Showing posts with label Crapspeak. Show all posts
Showing posts with label Crapspeak. Show all posts

Monday, October 3, 2011

Throwing Ideas Around

I can't really respond to Ladson-Billings 2006 article, "A Letter to Our Next President." It's too depressing.

I couldn't pick just one article. (How do you pick one without at least reading some of it? Then I have to keep going.) Lots of stuff in there. I have to marinate some of those ideas a little. Spoken language and writing. Voice. Rules. All strike me as a way of breaking down - or not building in the first place - barriers between students and writing.

Also, its making me think of all my students that frequently converse during academic group work in Spanish. I'm learning about their parallel literate lives. It's fascinating. I'm trying to figure out how to open that door, so to speak.
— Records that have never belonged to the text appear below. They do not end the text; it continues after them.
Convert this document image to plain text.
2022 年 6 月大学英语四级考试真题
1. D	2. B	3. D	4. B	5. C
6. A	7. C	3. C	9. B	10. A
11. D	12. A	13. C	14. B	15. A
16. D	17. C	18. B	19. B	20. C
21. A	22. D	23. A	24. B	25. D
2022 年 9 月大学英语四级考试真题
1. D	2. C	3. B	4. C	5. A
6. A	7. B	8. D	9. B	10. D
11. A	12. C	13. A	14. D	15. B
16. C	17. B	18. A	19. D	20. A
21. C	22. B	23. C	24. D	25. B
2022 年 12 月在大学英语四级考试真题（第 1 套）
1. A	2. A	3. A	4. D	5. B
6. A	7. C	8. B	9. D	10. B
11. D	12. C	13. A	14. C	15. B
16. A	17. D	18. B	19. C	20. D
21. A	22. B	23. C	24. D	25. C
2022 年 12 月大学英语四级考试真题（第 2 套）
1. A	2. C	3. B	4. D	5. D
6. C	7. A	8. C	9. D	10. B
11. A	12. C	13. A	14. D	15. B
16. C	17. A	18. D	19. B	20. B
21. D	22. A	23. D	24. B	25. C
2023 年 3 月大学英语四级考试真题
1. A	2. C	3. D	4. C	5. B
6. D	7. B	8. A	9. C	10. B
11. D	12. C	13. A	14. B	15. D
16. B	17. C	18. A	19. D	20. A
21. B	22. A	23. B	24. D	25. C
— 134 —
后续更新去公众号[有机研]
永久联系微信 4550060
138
On a side note about dialect and voice and "proper" English, we should probably also include technological communication. It's a form of speaking/voice that's very different, with so many acronyms and slangs and vocabulary words - and it often trickles into "academic writing."

They remind me of something I was thinking about a while back.

Ok, have to think on it a little and wait for it. Maybe this is me planning.

Tuesday, February 2, 2010

Prescriptive Grammar and Crapspeak

I had this discussion with a literacy professor of mine some time ago, and a recent article on the new language arts standards got me thinking about it again. Grammar. How to teach it. Why to teach it. And when to break the rules.

When I was student teaching, the kids were learning about predicates. It struck me that I hadn't even heard the phrases "simple predicate" or "complete predicate" since my own days in school. I ended up giving myself a quick refresher on the lingo of grammarians.

Now don't get me wrong. Improper (of lack of!) punctuation really bothers me, as do adults who mix up they're/their/there. I'm a little more forgiving in elementary school, obviously, that's what they're there for.

I think that some grammatical rules should be taught explicitly. But I prefer to teach grammar as much as possible through writing. If that means my students never learn the word predicate, is that so terrible?

Funny - when I mention teaching writing to my parents, they always, always thinking I'm talking about either the actual act of writing (printing/cursive) or grammar & spelling. I have to explain that I mean writing-as-in-putting-cohesive-thoughts-on-paper. That's interesting to me.

Anyway, I digress.

So. My big question. At what point is it acceptable to teach kids to break the rules? What if a piece of writing sacrifices conventional grammar at places for a stronger sense of voice?

This is not okay: using emoticons or Internet slang (PDF) in academic papers and appeals! I would cry if someone handed me a paper with "LOL" in it. A friend of mine calls this type of language use "crap-speak." Now, I'm not big on the acronyms, but I can understand the use of them for something like text messaging (especially while driving, apparently also known as "TWD"). I can even kind of see using them in online conversations, where the pace of discussion is often rapid, so the use of abbreviations becomes an attempt at maintaining a tempo that resembles actually speaking to the person. But this kind of slang should never make it into formal papers, college applications, and so on.

(Side note. I do use emoticons and either LOL/haha because I think it's a way of alleviating the communication problems that arise from not being able to see body language or hear voice tone. Sometimes the only way to identify teasing or sarcasm is from the presence of a winking emoticon. Also, if someone says something hilarious, I want them to know I'm laughing! And yes, people do fake laugh online - just as they do in person.)

So is the problem that kids aren't learning grammar and spelling at all? Must we resort to sentence diagramming again? (Which was always kind of fun in a brain-teaser kind of way, but which didn't really teach me anything lasting or meaningful about writing.)

Or is it that they aren't being taught when it's okay to use Internet slang, or when to use formal vs. less formal language? A kind of code switching, or something like it. It also strikes me that anyone using "LOL!!!" or "cuz" in a letter to a college appeal board has little concept of audience. Thinking about my own writing, I switch styles all the time. I think (hope?) most adults do this almost without thinking about it. I think this is why it's important to encourage breadth in the type of writing students do - letters to the editor, to politicians, to friends; book reports vs. reviews, journalistic writing, poetry writing, blogging and on and on. Then you build in the opportunity to discuss why (or if) it's okay to use slang in a letter to a friend but not to the President.

I was going to end this post with a dare to diagram some of Sarah Palin's sentences, but it appears someone has beaten me to it.